Martha Graham - Bad Girls Throughout History: 100 Remarkable Women Who Changed the World - Ann Shen

Bad Girls Throughout History: 100 Remarkable Women Who Changed the World - Ann Shen (2016)

Martha Graham

The most influential dancer of the twentieth century, Martha Graham (1894-1991) almost didn’t become one. Her parents were strict Presbyterians who didn’t support her studying dance; it was only after her father passed away that she enrolled at the innovative Denishawn School of Dancing and Related Arts in Los Angeles. At the age of twenty-two she opened her own studio in Manhattan, the Martha Graham Center of Contemporary Dance. She choreographed and debuted her first independent concert that same year. Graham’s style ushered in a new era of dance, creating a method dubbed “the Graham technique,” which taught dancers to magnify expressive and dramatic motions with their bodies.

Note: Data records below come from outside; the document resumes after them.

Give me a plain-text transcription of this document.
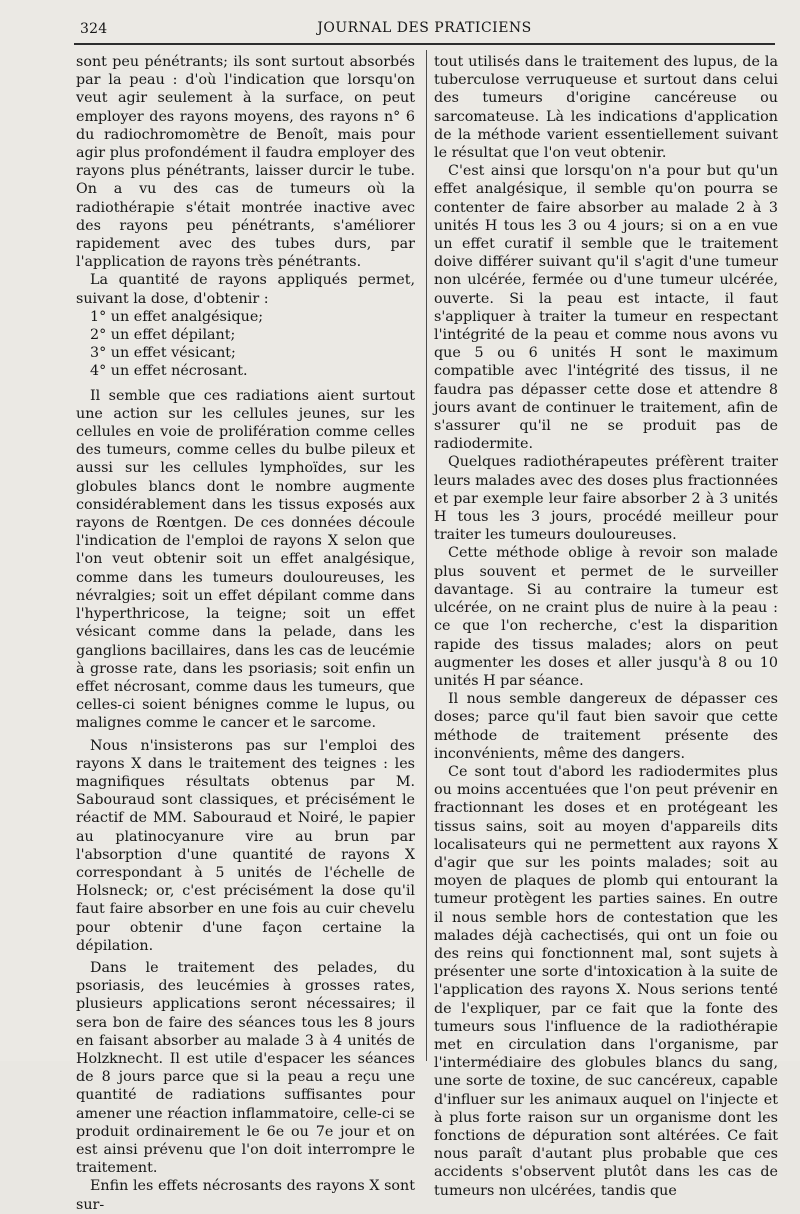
324	JOURNAL DES PRATICIENS

sont peu pénétrants; ils sont surtout absorbés par la peau : d'où l'indication que lorsqu'on veut agir seulement à la surface, on peut employer des rayons moyens, des rayons n° 6 du radiochromomètre de Benoît, mais pour agir plus profondément il faudra employer des rayons plus pénétrants, laisser durcir le tube. On a vu des cas de tumeurs où la radiothérapie s'était montrée inactive avec des rayons peu pénétrants, s'améliorer rapidement avec des tubes durs, par l'application de rayons très pénétrants.

La quantité de rayons appliqués permet, suivant la dose, d'obtenir :

1° un effet analgésique;
2° un effet dépilant;
3° un effet vésicant;
4° un effet nécrosant.

Il semble que ces radiations aient surtout une action sur les cellules jeunes, sur les cellules en voie de prolifération comme celles des tumeurs, comme celles du bulbe pileux et aussi sur les cellules lymphoïdes, sur les globules blancs dont le nombre augmente considérablement dans les tissus exposés aux rayons de Rœntgen. De ces données découle l'indication de l'emploi de rayons X selon que l'on veut obtenir soit un effet analgésique, comme dans les tumeurs douloureuses, les névralgies; soit un effet dépilant comme dans l'hyperthricose, la teigne; soit un effet vésicant comme dans la pelade, dans les ganglions bacillaires, dans les cas de leucémie à grosse rate, dans les psoriasis; soit enfin un effet nécrosant, comme daus les tumeurs, que celles-ci soient bénignes comme le lupus, ou malignes comme le cancer et le sarcome.

Nous n'insisterons pas sur l'emploi des rayons X dans le traitement des teignes : les magnifiques résultats obtenus par M. Sabouraud sont classiques, et précisément le réactif de MM. Sabouraud et Noiré, le papier au platinocyanure vire au brun par l'absorption d'une quantité de rayons X correspondant à 5 unités de l'échelle de Holsneck; or, c'est précisément la dose qu'il faut faire absorber en une fois au cuir chevelu pour obtenir d'une façon certaine la dépilation.

Dans le traitement des pelades, du psoriasis, des leucémies à grosses rates, plusieurs applications seront nécessaires; il sera bon de faire des séances tous les 8 jours en faisant absorber au malade 3 à 4 unités de Holzknecht. Il est utile d'espacer les séances de 8 jours parce que si la peau a reçu une quantité de radiations suffisantes pour amener une réaction inflammatoire, celle-ci se produit ordinairement le 6e ou 7e jour et on est ainsi prévenu que l'on doit interrompre le traitement.

Enfin les effets nécrosants des rayons X sont sur-

tout utilisés dans le traitement des lupus, de la tuberculose verruqueuse et surtout dans celui des tumeurs d'origine cancéreuse ou sarcomateuse. Là les indications d'application de la méthode varient essentiellement suivant le résultat que l'on veut obtenir.

C'est ainsi que lorsqu'on n'a pour but qu'un effet analgésique, il semble qu'on pourra se contenter de faire absorber au malade 2 à 3 unités H tous les 3 ou 4 jours; si on a en vue un effet curatif il semble que le traitement doive différer suivant qu'il s'agit d'une tumeur non ulcérée, fermée ou d'une tumeur ulcérée, ouverte. Si la peau est intacte, il faut s'appliquer à traiter la tumeur en respectant l'intégrité de la peau et comme nous avons vu que 5 ou 6 unités H sont le maximum compatible avec l'intégrité des tissus, il ne faudra pas dépasser cette dose et attendre 8 jours avant de continuer le traitement, afin de s'assurer qu'il ne se produit pas de radiodermite.

Quelques radiothérapeutes préfèrent traiter leurs malades avec des doses plus fractionnées et par exemple leur faire absorber 2 à 3 unités H tous les 3 jours, procédé meilleur pour traiter les tumeurs douloureuses.

Cette méthode oblige à revoir son malade plus souvent et permet de le surveiller davantage. Si au contraire la tumeur est ulcérée, on ne craint plus de nuire à la peau : ce que l'on recherche, c'est la disparition rapide des tissus malades; alors on peut augmenter les doses et aller jusqu'à 8 ou 10 unités H par séance.

Il nous semble dangereux de dépasser ces doses; parce qu'il faut bien savoir que cette méthode de traitement présente des inconvénients, même des dangers.

Ce sont tout d'abord les radiodermites plus ou moins accentuées que l'on peut prévenir en fractionnant les doses et en protégeant les tissus sains, soit au moyen d'appareils dits localisateurs qui ne permettent aux rayons X d'agir que sur les points malades; soit au moyen de plaques de plomb qui entourant la tumeur protègent les parties saines. En outre il nous semble hors de contestation que les malades déjà cachectisés, qui ont un foie ou des reins qui fonctionnent mal, sont sujets à présenter une sorte d'intoxication à la suite de l'application des rayons X. Nous serions tenté de l'expliquer, par ce fait que la fonte des tumeurs sous l'influence de la radiothérapie met en circulation dans l'organisme, par l'intermédiaire des globules blancs du sang, une sorte de toxine, de suc cancéreux, capable d'influer sur les animaux auquel on l'injecte et à plus forte raison sur un organisme dont les fonctions de dépuration sont altérées. Ce fait nous paraît d'autant plus probable que ces accidents s'observent plutôt dans les cas de tumeurs non ulcérées, tandis que
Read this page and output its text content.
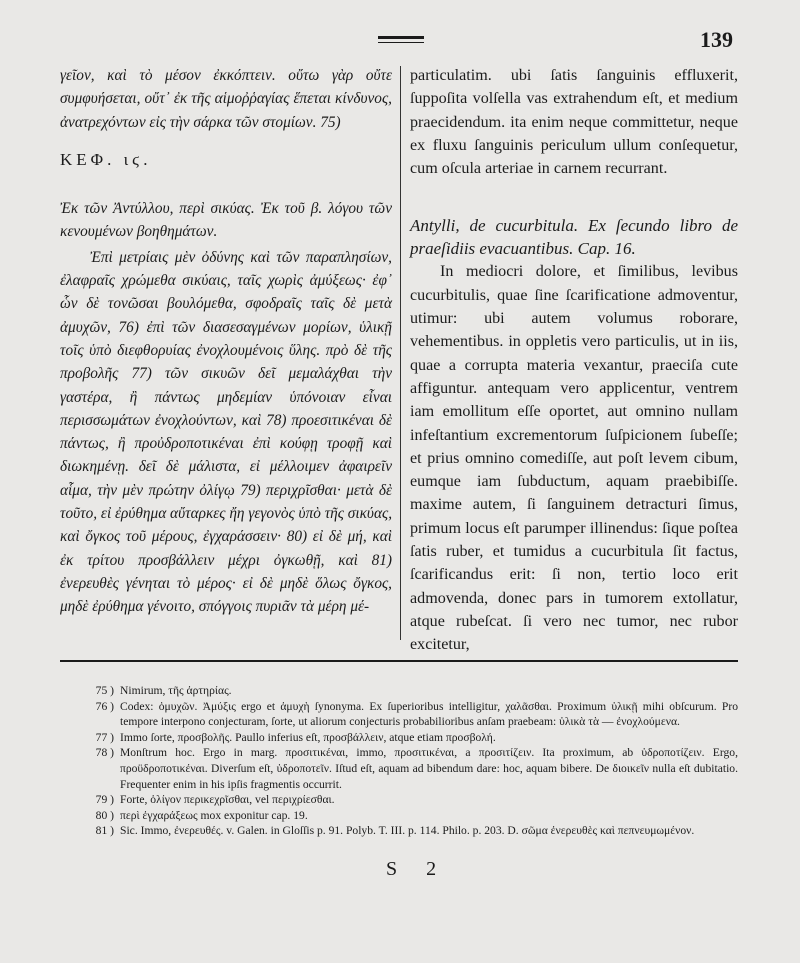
139

γεῖον, καὶ τὸ μέσον ἐκκόπτειν. οὔτω γὰρ οὔτε συμφυήσεται, οὔτ᾽ ἐκ τῆς αἱμοῤῥαγίας ἕπεται κίνδυνος, ἀνατρεχόντων εἰς τὴν σάρκα τῶν στομίων. 75)

ΚΕΦ. ιϛ.

Ἐκ τῶν Ἀντύλλου, περὶ σικύας. Ἐκ τοῦ β. λόγου τῶν κενουμένων βοηθημάτων.

Ἐπὶ μετρίαις μὲν ὀδύνης καὶ τῶν παραπλησίων, ἐλαφραῖς χρώμεθα σικύαις, ταῖς χωρὶς ἀμύξεως· ἐφ᾽ ὧν δὲ τονῶσαι βουλόμεθα, σφοδραῖς ταῖς δὲ μετὰ ἀμυχῶν, 76) ἐπὶ τῶν διασεσαγμένων μορίων, ὑλικῇ τοῖς ὑπὸ διεφθορυίας ἐνοχλουμένοις ὕλης. πρὸ δὲ τῆς προβολῆς 77) τῶν σικυῶν δεῖ μεμαλάχθαι τὴν γαστέρα, ἢ πάντως μηδεμίαν ὑπόνοιαν εἶναι περισσωμάτων ἐνοχλούντων, καὶ 78) προεσιτικέναι δὲ πάντως, ἢ προὐδροποτικέναι ἐπὶ κούφῃ τροφῇ καὶ διωκημένῃ. δεῖ δὲ μάλιστα, εἰ μέλλοιμεν ἀφαιρεῖν αἷμα, τὴν μὲν πρώτην ὀλίγῳ 79) περιχρῖσθαι· μετὰ δὲ τοῦτο, εἰ ἐρύθημα αὔταρκες ἤη γεγονὸς ὑπὸ τῆς σικύας, καὶ ὄγκος τοῦ μέρους, ἐγχαράσσειν· 80) εἰ δὲ μή, καὶ ἐκ τρίτου προσβάλλειν μέχρι ὀγκωθῇ, καὶ 81) ἐνερευθὲς γένηται τὸ μέρος· εἰ δὲ μηδὲ ὅλως ὄγκος, μηδὲ ἐρύθημα γένοιτο, σπόγγοις πυριᾶν τὰ μέρη μέ-

particulatim. ubi ſatis ſanguinis effluxerit, ſuppoſita volſella vas extrahendum eſt, et medium praecidendum. ita enim neque committetur, neque ex fluxu ſanguinis periculum ullum conſequetur, cum oſcula arteriae in carnem recurrant.

Antylli, de cucurbitula. Ex ſecundo libro de praeſidiis evacuantibus. Cap. 16.

In mediocri dolore, et ſimilibus, levibus cucurbitulis, quae ſine ſcarificatione admoventur, utimur: ubi autem volumus roborare, vehementibus. in oppletis vero particulis, ut in iis, quae a corrupta materia vexantur, praeciſa cute affiguntur. antequam vero applicentur, ventrem iam emollitum eſſe oportet, aut omnino nullam infeſtantium excrementorum ſuſpicionem ſubeſſe; et prius omnino comediſſe, aut poſt levem cibum, eumque iam ſubductum, aquam praebibiſſe. maxime autem, ſi ſanguinem detracturi ſimus, primum locus eſt parumper illinendus: ſique poſtea ſatis ruber, et tumidus a cucurbitula ſit factus, ſcarificandus erit: ſi non, tertio loco erit admovenda, donec pars in tumorem extollatur, atque rubeſcat. ſi vero nec tumor, nec rubor excitetur,

75 ) Nimirum, τῆς ἀρτηρίας.
76 ) Codex: ὁμυχῶν. Ἀμύξις ergo et ἀμυχὴ ſynonyma. Ex ſuperioribus intelligitur, χαλᾶσθαι. Proximum ὑλικῇ mihi obſcurum. Pro tempore interpono conjecturam, ſorte, ut aliorum conjecturis probabilioribus anſam praebeam: ὑλικὰ τὰ — ἐνοχλούμενα.
77 ) Immo ſorte, προσβολῆς. Paullo inferius eſt, προσβάλλειν, atque etiam προσβολή.
78 ) Monſtrum hoc. Ergo in marg. προσιτικέναι, immo, προσιτικέναι, a προσιτίζειν. Ita proximum, ab ὑδροποτίζειν. Ergo, προϋδροποτικέναι. Diverſum eſt, ὑδροποτεῖν. Iſtud eſt, aquam ad bibendum dare: hoc, aquam bibere. De διοικεῖν nulla eſt dubitatio. Frequenter enim in his ipſis fragmentis occurrit.
79 ) Forte, ὀλίγον περικεχρῖσθαι, vel περιχρίεσθαι.
80 ) περὶ ἐγχαράξεως mox exponitur cap. 19.
81 ) Sic. Immo, ἐνερευθές. v. Galen. in Gloſſis p. 91. Polyb. T. III. p. 114. Philo. p. 203. D. σῶμα ἐνερευθὲς καὶ πεπνευμωμένον.
S 2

Teaching and dancing for over sixty years, Graham choreographed nearly a hundred dances, and her influence was international. She was the first dancer to perform at the White House; she received the Presidential Medal of Freedom, the Key to the City of Paris, and Japan’s Imperial Order of the Precious Crown. Graham was so in love with dance that she last performed at the age of seventy-six. Her devotion to education inspired students like Alvin Ailey and Twyla Tharp, who would build on her legacy. With her unique talent for expressing emotion through her body, Graham changed the direction of dance forever.